Mohammad erfuhr in Berlin von diesen Plänen - und war begeistert. "Wir sind ein stolzes Volk. Es war auch für mich immer ein Traum, einmal in einem Trikot der Nationalmannschaft zu spielen." In Berlin, wo er Kontakt zu Landsleuten unterhielt, nahm er an einem palästinensischen Fußballturnier teil. 1994 kam schließlich die Zusage: Mohammad wurde ins Nationalteam aufgenommen.
Auch hier konnte er sich schnell durchsetzen. "Alles, was aus Deutschland kam, wurde damals mit großen Augen bestaunt. Ich also auch", berichtet Mohammad mit einem Schmunzeln. Im gleichen Jahr kam es zu seinem Debüt zwischen den Pfosten: Palästina gegen eine All-Star-Mannschaft aus Frankreich - auf einem Schotterplatz in Jericho, im Westjordanland.
Michel Platini, bis vor kurzem Uefa-Präsident, stand bei diesem Spiel ebenfalls auf dem Platz. Der dreifache Weltfußballer war damals 39 Jahre alt, seine Karriere lange beendet. Für Mohammad dagegen fing sie gerade erst an. "Am Ball konnten die schon was, aber läuferisch waren wir jungen Spieler einfach besser", sagt er heute mit einem Grinsen über das Spiel. Die jungen Palästinenser setzen sich gegen die Franzosen durch.
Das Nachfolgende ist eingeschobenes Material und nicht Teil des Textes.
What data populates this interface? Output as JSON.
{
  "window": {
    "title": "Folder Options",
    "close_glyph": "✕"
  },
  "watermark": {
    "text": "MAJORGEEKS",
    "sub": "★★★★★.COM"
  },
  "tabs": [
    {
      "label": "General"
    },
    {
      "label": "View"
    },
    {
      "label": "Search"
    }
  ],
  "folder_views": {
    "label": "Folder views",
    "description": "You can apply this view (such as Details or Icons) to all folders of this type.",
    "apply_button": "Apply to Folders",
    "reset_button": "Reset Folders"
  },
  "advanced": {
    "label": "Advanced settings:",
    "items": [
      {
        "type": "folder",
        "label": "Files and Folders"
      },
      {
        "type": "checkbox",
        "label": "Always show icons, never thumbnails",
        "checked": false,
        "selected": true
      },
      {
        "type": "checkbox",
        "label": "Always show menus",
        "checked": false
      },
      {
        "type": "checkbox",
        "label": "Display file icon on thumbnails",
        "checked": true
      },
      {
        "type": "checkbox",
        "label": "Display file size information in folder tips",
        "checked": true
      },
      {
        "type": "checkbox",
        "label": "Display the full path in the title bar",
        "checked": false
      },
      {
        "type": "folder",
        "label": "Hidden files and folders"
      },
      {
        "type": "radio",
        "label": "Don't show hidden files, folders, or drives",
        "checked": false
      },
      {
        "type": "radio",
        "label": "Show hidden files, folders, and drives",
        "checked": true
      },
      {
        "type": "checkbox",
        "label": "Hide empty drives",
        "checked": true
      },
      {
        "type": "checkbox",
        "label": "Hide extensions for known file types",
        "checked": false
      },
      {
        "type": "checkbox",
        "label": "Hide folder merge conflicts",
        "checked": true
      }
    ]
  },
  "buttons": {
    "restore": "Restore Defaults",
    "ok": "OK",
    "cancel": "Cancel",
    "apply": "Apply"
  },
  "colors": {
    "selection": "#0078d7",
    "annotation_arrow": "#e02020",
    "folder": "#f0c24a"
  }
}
Insgesamt absolvierte Mohammad sechs Spiele für das Team, nach zwei Jahren war seine Nationalmannschaftskarriere schon wieder vorbei. Auf seinem Smartphone zeigt er ein Video aus dieser Zeit. Parade rechts, aufstehen, Parade links, aufstehen, Parade rechts.... Das Tempo ist hoch, der damals noch schlanke junge Mann flink und sicher. "Heute würde ich das keine 60 Sekunden mehr durchhalten", sagt er.
Die palästinensische Nationalmannschaft machte auch nach Mohammads aktiver Zeit kleine Fortschritte: Die PFA wurde 1998 Mitglied der Fifa. 2015 qualfizierte sich Palästina erstmals für die Asienmeisterschaft, verlor aber in Australien alle drei Gruppenspiele gegen Japan, Jordanien und Irak.
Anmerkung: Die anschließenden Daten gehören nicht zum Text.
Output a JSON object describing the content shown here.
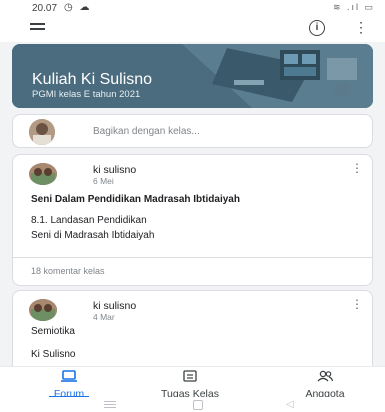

Es sind keine einfachen Zeiten. Sport ist in Nahost auch immer hochpolitisch - und damit nie frei von Problemen. Immer wieder sehen sich die Palästinenser durch komplizierte Ausreisebestimmungen der Israelis blockiert. "Vor allem die guten Spieler wurden ständig zurückgehalten und verpassten dann ihre Flüge", sagt Mohammad.
Im Mai 2015 eskalierte die Situation: Der palästinensische Fußballverband forderte den Ausschluss Israels aus der Fifa. Erst kurz vor der Abstimmung im Fifa-Kongress zog der Verband den Antrag zurück. Nun regelt eine Kommission des Fußball-Weltverbands die Bewegungsfreiheit der Spieler. "Seit einem halben Jahr ist die Situation tatsächlich besser geworden", sagt Mohammad. Die Spieler hätten nun keine Probleme mehr, vom Gazastreifen ins Westjordanland zu reisen.
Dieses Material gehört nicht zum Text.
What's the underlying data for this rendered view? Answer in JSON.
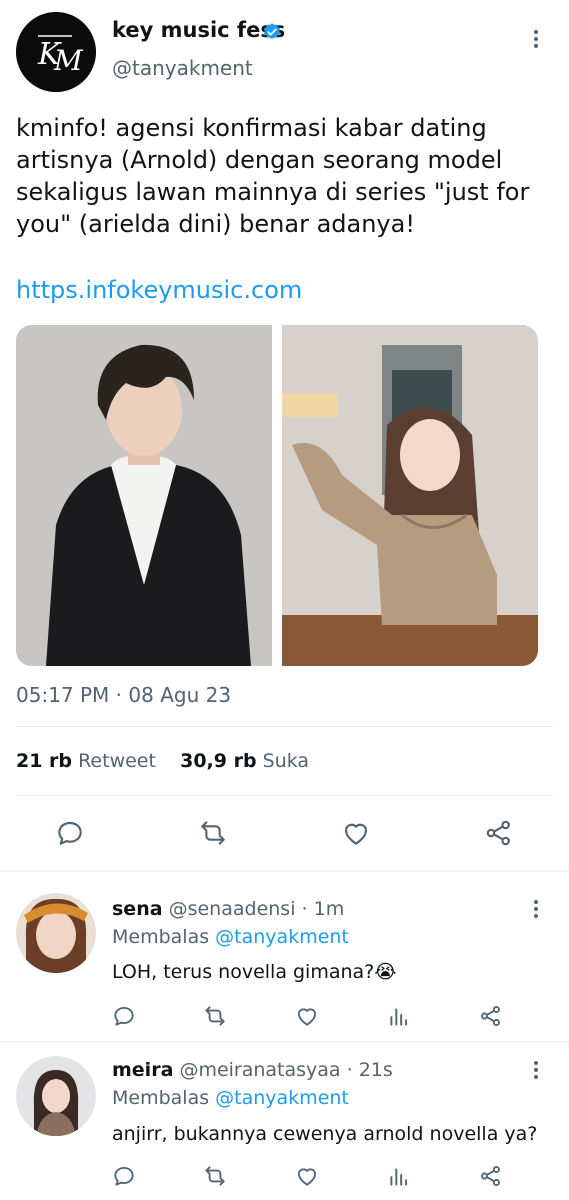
{
  "tweet": {
    "avatar_text": "KM",
    "display_name": "key music fess",
    "handle": "@tanyakment",
    "text": "kminfo! agensi konfirmasi kabar dating artisnya (Arnold) dengan seorang model sekaligus lawan mainnya di series \"just for you\" (arielda dini) benar adanya!",
    "link": "https.infokeymusic.com",
    "timestamp": "05:17 PM · 08 Agu 23",
    "retweet_count": "21 rb",
    "retweet_label": "Retweet",
    "like_count": "30,9 rb",
    "like_label": "Suka"
  },
  "replies": [
    {
      "name": "sena",
      "handle": "@senaadensi",
      "time": "· 1m",
      "replying_prefix": "Membalas",
      "replying_to": "@tanyakment",
      "text": "LOH, terus novella gimana?😭"
    },
    {
      "name": "meira",
      "handle": "@meiranatasyaa",
      "time": "· 21s",
      "replying_prefix": "Membalas",
      "replying_to": "@tanyakment",
      "text": "anjirr, bukannya cewenya arnold novella ya?"
    }
  ],
  "colors": {
    "accent": "#1d9bf0",
    "text": "#0f1419",
    "muted": "#536471",
    "divider": "#e6ecf0"
  }
}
Doch kommt damit nun der große Erfolg? Derzeit steht das Land auf Rang 113 der Fifa-Weltrangliste, in der insgesamt 209 Teams geführt werden. Mohammad ist Realist, er weiß, wie weit der Weg noch ist. "Die Mannschaft kann noch viel mehr erreichen", sagt er. Vor allem brauche es mehr Spieler aus Europa. Viele junge Talente habe man noch gar nicht entdeckt, manche Spieler selbst seien vielleicht skeptisch und meldeten sich nicht beim Verband, sagt er.
Ein Talent hofft er bereits gefunden zu haben. In der C-Jugend seines Berliner Vereins kickt ein junger Palästinenser. Es ist Mohammads Sohn. "Wenn ich ihm zuschaue", sagt er, "erinnere ich mich an meine Anfangsjahre." Mohammad Junior ist auch Torwart.